Here is one more number that should stick with you. The strategy's turnover of 8.7x annual is roughly 9 times higher than a traditional momentum factor strategy (50-100% annual). That means our ML signal needs to be 9 times more efficient per trade to match the net profitability of a simple momentum tilt. On this data, it is not. The raw IC is comparable to a simple momentum signal (Exercise 2 showed the GBM does not significantly outperform single-feature momentum at p = 0.57), but the implementation cost is dramatically higher. This is the turnover tax in a nutshell: ML models explore more of the cross-sectional variation, which can improve IC, but the constant reshuffling of portfolio positions creates a cost structure that simpler, more stable signals avoid.

---

## What You Just Proved

Four exercises, four sobering findings. You dissected the IC by regime and found that the signal may be directionally stronger in turbulent markets but is too noisy to confirm statistically with 34 months per bucket. You knocked out features one at a time and discovered that no single feature is essential -- the substitution effect (ratio 1.68) means correlated features compensate for each other, making standard importance metrics misleading for feature groups. You climbed the complexity ladder and found that it is not a ladder at all -- linear models match tree-based models on rank-normalized features, and deeper trees (depth-8 IC = 0.027) significantly underperform shallower ones (depth-3 IC = 0.059, p = 0.019). And you computed the turnover tax: a breakeven at 61 bps sounds safe until you realize the strategy turns over 9 times a year, making it impractical at any institutional scale without turnover optimization.

Together, these findings tell a coherent story that the lecture hinted at but could not prove: on a small, efficient universe with few features, the *model* is almost irrelevant. What matters is the *features* (Exercise 2), the *scale* (Exercise 3), and the *implementation* (Exercise 4). An IC of 0.046 is real, but translating it into a profitable strategy requires engineering that goes far beyond fitting a model to a feature matrix.

A quantitative researcher at a multi-manager pod shop like Millennium or Citadel runs exactly these analyses every week. Not once for a research paper -- every week, as live signals are monitored, regime conditions shift, and transaction costs eat into P&L. The IC autopsy is their Monday morning dashboard. The complexity ladder is how they decide whether to deploy a new model or stick with the production workhorse. The turnover tax is the constraint that forces them to think about portfolio construction as seriously as signal generation.

In the homework, you will scale this up.

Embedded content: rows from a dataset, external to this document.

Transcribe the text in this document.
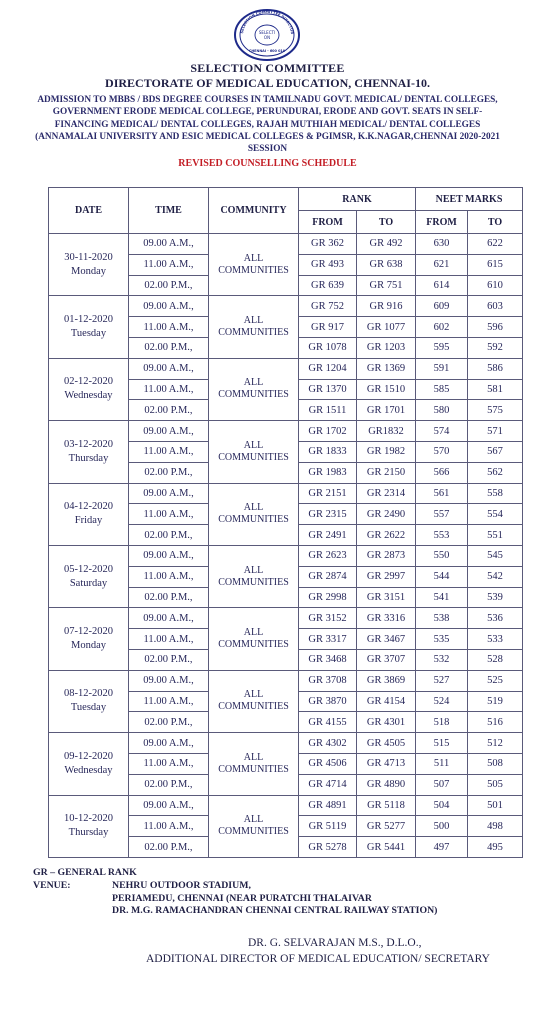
SELECTION COMMITTEE DIRECTOR
SELECTI
ON
CHENNAI - 600 010
SELECTION COMMITTEE
DIRECTORATE OF MEDICAL EDUCATION, CHENNAI-10.
ADMISSION TO MBBS / BDS DEGREE COURSES IN TAMILNADU GOVT. MEDICAL/ DENTAL COLLEGES, GOVERNMENT ERODE MEDICAL COLLEGE, PERUNDURAI, ERODE AND GOVT. SEATS IN SELF- FINANCING MEDICAL/ DENTAL COLLEGES, RAJAH MUTHIAH MEDICAL/ DENTAL COLLEGES (ANNAMALAI UNIVERSITY AND ESIC MEDICAL COLLEGES & PGIMSR, K.K.NAGAR,CHENNAI 2020-2021 SESSION
REVISED COUNSELLING SCHEDULE
DATE	TIME	COMMUNITY	RANK		NEET MARKS	
			FROM	TO	FROM	TO

30-11-2020
Monday	09.00 A.M.,	ALL COMMUNITIES	GR 362	GR 492	630	622
	11.00 A.M.,		GR 493	GR 638	621	615
	02.00 P.M.,		GR 639	GR 751	614	610

01-12-2020
Tuesday	09.00 A.M.,	ALL COMMUNITIES	GR 752	GR 916	609	603
	11.00 A.M.,		GR 917	GR 1077	602	596
	02.00 P.M.,		GR 1078	GR 1203	595	592

02-12-2020
Wednesday	09.00 A.M.,	ALL COMMUNITIES	GR 1204	GR 1369	591	586
	11.00 A.M.,		GR 1370	GR 1510	585	581
	02.00 P.M.,		GR 1511	GR 1701	580	575

03-12-2020
Thursday	09.00 A.M.,	ALL COMMUNITIES	GR 1702	GR1832	574	571
	11.00 A.M.,		GR 1833	GR 1982	570	567
	02.00 P.M.,		GR 1983	GR 2150	566	562

04-12-2020
Friday	09.00 A.M.,	ALL COMMUNITIES	GR 2151	GR 2314	561	558
	11.00 A.M.,		GR 2315	GR 2490	557	554
	02.00 P.M.,		GR 2491	GR 2622	553	551

05-12-2020
Saturday	09.00 A.M.,	ALL COMMUNITIES	GR 2623	GR 2873	550	545
	11.00 A.M.,		GR 2874	GR 2997	544	542
	02.00 P.M.,		GR 2998	GR 3151	541	539

07-12-2020
Monday	09.00 A.M.,	ALL COMMUNITIES	GR 3152	GR 3316	538	536
	11.00 A.M.,		GR 3317	GR 3467	535	533
	02.00 P.M.,		GR 3468	GR 3707	532	528

08-12-2020
Tuesday	09.00 A.M.,	ALL COMMUNITIES	GR 3708	GR 3869	527	525
	11.00 A.M.,		GR 3870	GR 4154	524	519
	02.00 P.M.,		GR 4155	GR 4301	518	516

09-12-2020
Wednesday	09.00 A.M.,	ALL COMMUNITIES	GR 4302	GR 4505	515	512
	11.00 A.M.,		GR 4506	GR 4713	511	508
	02.00 P.M.,		GR 4714	GR 4890	507	505

10-12-2020
Thursday	09.00 A.M.,	ALL COMMUNITIES	GR 4891	GR 5118	504	501
	11.00 A.M.,		GR 5119	GR 5277	500	498
	02.00 P.M.,		GR 5278	GR 5441	497	495
GR – GENERAL RANK
VENUE:	NEHRU OUTDOOR STADIUM,
PERIAMEDU, CHENNAI (NEAR PURATCHI THALAIVAR
DR. M.G. RAMACHANDRAN CHENNAI CENTRAL RAILWAY STATION)
DR. G. SELVARAJAN M.S., D.L.O.,
ADDITIONAL DIRECTOR OF MEDICAL EDUCATION/ SECRETARY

You will build a reusable `AlphaModelPipeline` class that encapsulates the entire walk-forward workflow, expand the feature set from 7 to 18, and write a structured model comparison report for a fictional CIO. The scale change reveals something the seminar could not: when you add more features to this small universe, IC actually *decreases* -- a result that inverts the production finding and teaches you that the relationship between features, models, and performance depends critically on the size of the cross-section you are working with.